Aus dem Französischen von Horst Brühmann. Mit einem Nachwort von Irene Albers und Stephan Moebius. Kaum eine intellektuelle Gruppierung des 20. Jahrhunderts hat eine vergleichbare Wirkung und Faszinationskraft entfaltet wie das Collège de sociologie, das 1937 von Georges Bataille zusammen mit Roger Caillois und Michel Leiris gegründet wurde. Den Mitgliedern des Collège geht es im Anschluss an die Religionssoziologie von Durkheim und Mauss um die Etablierung einer Soziologie des Sakralen, das aus seinen religionswissenschaftlichen und ethnologischen Bezügen gelöst und für eine allgemeine Wissenschaft moderner Gesellschaften fruchtbar gemacht werden soll. Die reich kommentierte Edition von Denis Hollier hat den Diskussionszusammenhang des Collège de sociologie erstmals erschlossen und zeitlich nachvollziehbar gemacht.

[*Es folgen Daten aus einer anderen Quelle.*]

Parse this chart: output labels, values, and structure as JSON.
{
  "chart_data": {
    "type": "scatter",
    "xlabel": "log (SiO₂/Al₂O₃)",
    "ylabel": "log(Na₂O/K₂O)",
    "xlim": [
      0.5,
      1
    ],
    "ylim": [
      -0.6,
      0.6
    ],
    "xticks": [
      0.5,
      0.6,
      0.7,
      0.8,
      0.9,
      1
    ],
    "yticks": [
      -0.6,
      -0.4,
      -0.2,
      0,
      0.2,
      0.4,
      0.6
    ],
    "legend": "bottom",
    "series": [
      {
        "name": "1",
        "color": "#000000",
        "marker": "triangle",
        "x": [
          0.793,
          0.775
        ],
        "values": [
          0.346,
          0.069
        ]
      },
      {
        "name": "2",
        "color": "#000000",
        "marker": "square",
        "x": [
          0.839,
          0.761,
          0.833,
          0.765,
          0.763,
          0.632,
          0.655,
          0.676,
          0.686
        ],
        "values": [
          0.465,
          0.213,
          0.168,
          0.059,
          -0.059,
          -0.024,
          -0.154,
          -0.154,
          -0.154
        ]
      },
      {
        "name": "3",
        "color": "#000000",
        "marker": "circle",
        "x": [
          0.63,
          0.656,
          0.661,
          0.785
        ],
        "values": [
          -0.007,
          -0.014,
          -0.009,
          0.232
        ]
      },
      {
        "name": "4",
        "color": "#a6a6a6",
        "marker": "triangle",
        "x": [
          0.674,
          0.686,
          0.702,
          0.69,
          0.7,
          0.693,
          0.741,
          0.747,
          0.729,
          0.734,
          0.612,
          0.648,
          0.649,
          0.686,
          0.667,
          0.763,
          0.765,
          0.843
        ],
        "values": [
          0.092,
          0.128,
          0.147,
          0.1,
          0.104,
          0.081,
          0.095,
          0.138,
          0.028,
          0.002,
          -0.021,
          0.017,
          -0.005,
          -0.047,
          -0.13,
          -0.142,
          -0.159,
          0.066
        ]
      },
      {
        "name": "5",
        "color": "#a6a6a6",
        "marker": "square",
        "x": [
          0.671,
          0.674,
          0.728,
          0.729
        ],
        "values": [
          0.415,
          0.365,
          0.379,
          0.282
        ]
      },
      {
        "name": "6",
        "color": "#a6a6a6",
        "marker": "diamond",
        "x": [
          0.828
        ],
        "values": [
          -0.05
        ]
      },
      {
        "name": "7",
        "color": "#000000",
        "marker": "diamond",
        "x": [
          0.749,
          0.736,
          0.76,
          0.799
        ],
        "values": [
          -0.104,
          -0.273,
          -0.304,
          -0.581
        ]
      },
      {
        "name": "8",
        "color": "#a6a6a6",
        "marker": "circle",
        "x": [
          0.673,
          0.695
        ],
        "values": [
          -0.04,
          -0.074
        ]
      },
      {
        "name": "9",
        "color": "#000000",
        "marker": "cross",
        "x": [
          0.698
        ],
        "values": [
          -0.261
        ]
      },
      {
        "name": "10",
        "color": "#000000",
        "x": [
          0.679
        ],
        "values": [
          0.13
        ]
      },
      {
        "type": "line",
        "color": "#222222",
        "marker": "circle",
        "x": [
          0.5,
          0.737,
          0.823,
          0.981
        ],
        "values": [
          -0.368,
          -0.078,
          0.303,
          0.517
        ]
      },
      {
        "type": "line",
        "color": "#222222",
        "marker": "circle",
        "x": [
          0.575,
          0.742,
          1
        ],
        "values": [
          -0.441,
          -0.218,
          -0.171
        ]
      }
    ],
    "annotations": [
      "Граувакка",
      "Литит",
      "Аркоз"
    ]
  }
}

Zahlreiche Texte sind nur in dieser Ausgabe zugänglich; nun liegt sie erstmals in vollständiger deutscher Übersetzung vor.
Rezensionsnotiz zu
Süddeutsche Zeitung, 17.05.2013
Stefan Dornuf ist hellauf begeistert von dieser Sammlung von Beiträgen des "legendären" Collège de Sociologie, dessen harter Kern - um Georges Bataille, Roger Caillois und Michel Leiris - vor allem die aufkommenden faschistischen Massenbewegungen verstehen wollte. In vielem haben sie vorweg genommen, was Strukturalisten wie Lévi-Strauss, Foucault und Lacan später formulierten, berichtet der Rezensent. Ausgehend von einem rigorosen Linkshegelianismus, in dem sie sich allerdings stärker an ihrem Zeitgenossen Alexandre Kojève als an Marx orientierten, interpretierten sie Ereignisse wie die Hinrichtung des französischen Königs Ludwig XVI. als quasi magische Rituale, deren symbolische Funktion eher an ein archaisches Opfer denn als juridischer Akt verstanden werden musste, erklärt Dornuf. Ihnen zufolge war die Moderne das Resultat eines solchen Opferrituals. Horst Brühmanns Übersetzung findet der Rezensent vollauf gelungen, ebenso wie die Edition des Buches durch Irene Albers und Stephan Moebius. Das Buch sei ein "unerschöpfliches Bergwerk voller Anregungen", verspricht Dornuf.
Rezensionsnotiz zu
Frankfurter Allgemeine Zeitung, 18.12.2012
Allein schon um Hans Mayers "Die Riten der politischen Geheimbünde in Deutschland" zum ersten Mal auf Deutsch zu lesen, empfiehlt Helmut Mayer Denis Holliers Rekonstruktion der Texte von und um das sagenhafte Collège de Sociologie aus den Jahren 1937 bis 1939. Jede Menge Erläuterungen des Herausgebers eröffnen dem Rezensenten den Blick auf die verwegenen Ideen aus dem Collège sowie die von Bataille, Leiris, Caillois und andere betriebene Geheimgesellschaft "Acephale" und ihre diffusen Ziele. Die Einordnung von Büchern, Briefwechseln, Personen in eine chronologische Darstellung des Versuchs, eine neue Mythologie gesellschaftlich zu implementieren, bieten dem Rezensenten zwar kein konturenscharfes Bild des Projekts. Doch das, so räumt er ein, ist auch schwerlich möglich. Als Rückblick auf ein wagemutiges Vorhaben in bewegter politischer Zeit überzeugt ihn der Band dennoch.